On August 26, the United Nations Security Council received a statement, signed by WOLA and a wide array of Colombian and international organizations, advising the council’s members to ensure the complete implementation of the final peace accord signed by the Colombian State and the FARC.
The statement underscores the Colombian government’s lack of political will to comprehensively fulfill the final peace accord. This weak approach has resulted in significant delays in achieving the accord’s goals of comprehensive rural reform, political participation, substitution of illicit crops, and dismantling of organized crime.
To enable the full implementation of the final peace accord, the organizations recommend:
- A security and vigilance plan that guarantees the lives and physical integrity of individuals undergoing reintegration and the victims of the armed conflict.
- Continued implementation of the differentiated gender focus included in the final peace accord.
- Verification of Resolution 2532 that calls on those still armed to abide by a multilateral ceasefire that provides humanitarian relief to violently targeted rural, ethnic communities.
You can read the original, Spanish statement here.
The English text is below:
The organizations and platforms signed would like to express our gratitude to the United Nations, Secretary-General António Guterres, countries belonging to the Security Council, and the Verification Mission on Colombia for supporting the Final Peace Accord for the Termination of the Conflict and the Construction of a Stable and Lasting Peace, signed November 2016, and for verifying its implementation, especially points 3.2 and 3.4 which concern the End of the Armed Conflict.
We recognize that the disarmament of the FARC’s former guerilla and the more than 13 thousand people currently undergoing the reintegration process are important steps forward. However, three and a half years have passed since the start of the final accord’s implementation, and four months since the official declaration of the social emergency caused by the pandemic. We have observed with profound concern the national government’s lack of political will to implement the peace accord. We can support this claim with the testimonies of communities and national and international verification reports. We have confirmed that most ex-combatants do not have land to work on and significant delays in the relative points of Comprehensive Rural Reform (part 1), political participation (part 2), the dismantling of organized crime (part 3), the substitution of illicit crops (part 4) and the institutional conditions that guarantee the implementation and monitoring of the accord (part 6).
Militarized presence in the territories fails to secure the life and liberties of citizens and peace. In Colombia, since the signing of the final peace accord and up until July 15, 2020, 971 social leaders and 215 individuals undergoing the reintegration process have been assassinated in these militarized zones.

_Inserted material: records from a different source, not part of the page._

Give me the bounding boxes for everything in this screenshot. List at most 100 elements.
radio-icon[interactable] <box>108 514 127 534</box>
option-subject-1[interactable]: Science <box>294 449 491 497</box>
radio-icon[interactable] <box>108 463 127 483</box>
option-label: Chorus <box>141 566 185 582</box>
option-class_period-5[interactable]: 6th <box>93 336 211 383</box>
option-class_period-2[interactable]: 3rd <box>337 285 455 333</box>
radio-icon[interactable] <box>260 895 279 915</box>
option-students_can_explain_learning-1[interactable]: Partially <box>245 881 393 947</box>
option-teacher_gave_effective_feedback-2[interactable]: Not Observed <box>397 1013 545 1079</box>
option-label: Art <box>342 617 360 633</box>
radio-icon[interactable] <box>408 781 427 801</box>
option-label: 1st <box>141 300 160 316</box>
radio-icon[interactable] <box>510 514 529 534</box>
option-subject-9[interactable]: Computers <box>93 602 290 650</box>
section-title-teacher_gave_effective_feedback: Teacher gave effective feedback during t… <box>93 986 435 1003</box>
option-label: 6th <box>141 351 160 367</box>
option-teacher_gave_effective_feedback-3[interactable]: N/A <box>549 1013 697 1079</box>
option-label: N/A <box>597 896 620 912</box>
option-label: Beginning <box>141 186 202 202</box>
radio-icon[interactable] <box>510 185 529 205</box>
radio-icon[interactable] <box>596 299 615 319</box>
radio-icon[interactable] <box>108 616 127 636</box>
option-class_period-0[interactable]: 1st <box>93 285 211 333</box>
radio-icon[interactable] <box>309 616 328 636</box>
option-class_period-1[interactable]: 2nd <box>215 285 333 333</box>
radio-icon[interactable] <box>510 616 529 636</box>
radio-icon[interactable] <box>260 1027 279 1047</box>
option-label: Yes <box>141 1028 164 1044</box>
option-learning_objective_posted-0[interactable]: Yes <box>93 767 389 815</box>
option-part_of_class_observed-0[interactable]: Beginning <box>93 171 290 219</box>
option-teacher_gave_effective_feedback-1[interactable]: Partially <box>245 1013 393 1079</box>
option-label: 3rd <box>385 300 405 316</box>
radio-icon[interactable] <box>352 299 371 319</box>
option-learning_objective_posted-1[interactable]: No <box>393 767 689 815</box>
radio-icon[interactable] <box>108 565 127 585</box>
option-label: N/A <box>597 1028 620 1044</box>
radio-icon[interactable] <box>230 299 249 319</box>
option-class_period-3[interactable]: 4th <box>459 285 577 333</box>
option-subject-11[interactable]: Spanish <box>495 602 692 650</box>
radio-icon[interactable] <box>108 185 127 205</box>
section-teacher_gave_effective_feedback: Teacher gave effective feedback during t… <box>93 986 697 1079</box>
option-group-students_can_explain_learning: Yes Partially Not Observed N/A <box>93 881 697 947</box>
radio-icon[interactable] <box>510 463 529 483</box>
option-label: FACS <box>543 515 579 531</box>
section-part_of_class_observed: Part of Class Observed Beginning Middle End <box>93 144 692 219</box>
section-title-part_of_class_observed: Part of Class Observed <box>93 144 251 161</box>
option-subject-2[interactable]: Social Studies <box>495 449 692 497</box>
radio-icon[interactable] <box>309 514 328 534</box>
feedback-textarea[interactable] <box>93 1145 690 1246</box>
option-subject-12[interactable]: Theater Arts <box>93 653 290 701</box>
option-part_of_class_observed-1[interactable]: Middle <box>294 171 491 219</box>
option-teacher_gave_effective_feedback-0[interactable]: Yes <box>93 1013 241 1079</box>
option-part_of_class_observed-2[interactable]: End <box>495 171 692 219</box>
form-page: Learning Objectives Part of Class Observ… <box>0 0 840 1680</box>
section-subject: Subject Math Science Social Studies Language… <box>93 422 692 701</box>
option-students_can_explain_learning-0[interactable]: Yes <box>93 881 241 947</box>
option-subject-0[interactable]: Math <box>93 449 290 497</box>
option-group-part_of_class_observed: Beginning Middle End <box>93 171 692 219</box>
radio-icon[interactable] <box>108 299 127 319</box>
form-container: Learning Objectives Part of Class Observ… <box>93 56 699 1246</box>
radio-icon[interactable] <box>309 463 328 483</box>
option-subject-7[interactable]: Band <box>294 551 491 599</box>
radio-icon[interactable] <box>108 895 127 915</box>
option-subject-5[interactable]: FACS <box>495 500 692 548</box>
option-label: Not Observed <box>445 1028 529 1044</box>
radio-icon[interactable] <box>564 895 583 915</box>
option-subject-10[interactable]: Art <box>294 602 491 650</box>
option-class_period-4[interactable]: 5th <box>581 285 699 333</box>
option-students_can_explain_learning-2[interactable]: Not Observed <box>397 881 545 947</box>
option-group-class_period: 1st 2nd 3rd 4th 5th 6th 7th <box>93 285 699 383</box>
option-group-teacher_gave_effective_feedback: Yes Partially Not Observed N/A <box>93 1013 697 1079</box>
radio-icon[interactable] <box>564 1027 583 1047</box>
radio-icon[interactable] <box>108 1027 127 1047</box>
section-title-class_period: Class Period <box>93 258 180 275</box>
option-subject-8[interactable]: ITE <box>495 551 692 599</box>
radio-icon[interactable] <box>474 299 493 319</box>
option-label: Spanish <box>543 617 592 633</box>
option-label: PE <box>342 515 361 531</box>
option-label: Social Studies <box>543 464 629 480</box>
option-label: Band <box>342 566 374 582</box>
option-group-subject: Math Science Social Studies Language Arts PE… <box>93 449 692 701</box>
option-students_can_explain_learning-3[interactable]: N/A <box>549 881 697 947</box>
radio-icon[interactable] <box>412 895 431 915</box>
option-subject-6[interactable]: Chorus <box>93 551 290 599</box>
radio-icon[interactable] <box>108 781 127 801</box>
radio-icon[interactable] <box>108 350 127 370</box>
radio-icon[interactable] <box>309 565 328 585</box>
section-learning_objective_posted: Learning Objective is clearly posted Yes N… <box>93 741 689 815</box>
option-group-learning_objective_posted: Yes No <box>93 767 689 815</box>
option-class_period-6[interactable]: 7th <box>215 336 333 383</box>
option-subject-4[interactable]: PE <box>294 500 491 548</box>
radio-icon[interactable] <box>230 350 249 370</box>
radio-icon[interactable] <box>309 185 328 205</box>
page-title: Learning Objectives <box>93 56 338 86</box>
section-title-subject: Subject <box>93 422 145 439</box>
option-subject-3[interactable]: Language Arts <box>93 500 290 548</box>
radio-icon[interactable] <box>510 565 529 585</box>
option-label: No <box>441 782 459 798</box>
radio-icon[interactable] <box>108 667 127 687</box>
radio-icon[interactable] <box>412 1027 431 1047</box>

In other zones with territorial perimeter controls, criminality and the power of various armed groups has increased.
We advocate for respecting and fully implementing the final peace accord signed by the Colombian State and the FARC; the adoption of effective measures that guarantee reintegration; the due functioning of the agreed instances in the agreement like the CSIVI, which monitor implementation and the security guarantees of individuals undergoing reintegration; and the National Security Guarantees Commission, for the full completion of the mandate concerning the dismantlement of groups and conduct that threaten the country’s social leaders.
With the purpose of completely fulfilling the final peace accord and recognizing the important monitoring task that the Verification Mission–created by the UN Security Council–has accomplished for Colombia, we solicit the renovation of the mandate and the explicit inclusion of:
1) Verifying the fulfillment of sanctions by the Peace Tribunal of the Special Jurisdiction for Peace (JEP) for all parties, which is included in part 5.1.2, numeral 53 d) of the final accord. The sites where sanctions will be implemented, in addition to the security and vigilance plan that guarantees the lives and physical integrity of the sanctioned and the victims of these territories, needs to be verified.
2) Monitoring the implementation of the differentiated gender dimension of the final peace accord, which is a recognized achievement, but also one that requires additional human and financial resources. It needs continuous precision and verification processes in its implementation with regard to commitments to women and ethnic peoples.
3) Supporting and possibly verifying Resolution 2532 of July 1, 2020 of the UN Security Council, and to invite the Colombian government and all who still find themselves armed to welcome the cease fire as an imperative, ethical need that will secure the signed peace process and provide humanitarian relief to rural communities violently targeted by multiple groups. The final peace accord established its centrality in the victims. Therefore, creating an enabling environment for peace is fundamental to providing a suitable response to the effects of the Covid-19 pandemic and advancing in the achievement of a complete peace.
Colombia has a social movement shaped by people that have contributed to the construction of peace. We have immense gratitude for the international community, because we have unitedly advocated for negotiated ends to armed conflict, the adoption of mechanisms for judicial placement of various armed groups, and an impetus for humanitarian initiatives as forms of resolving our conflicts and reconstructing a democratic society in a socially and environmentally conscious state of law.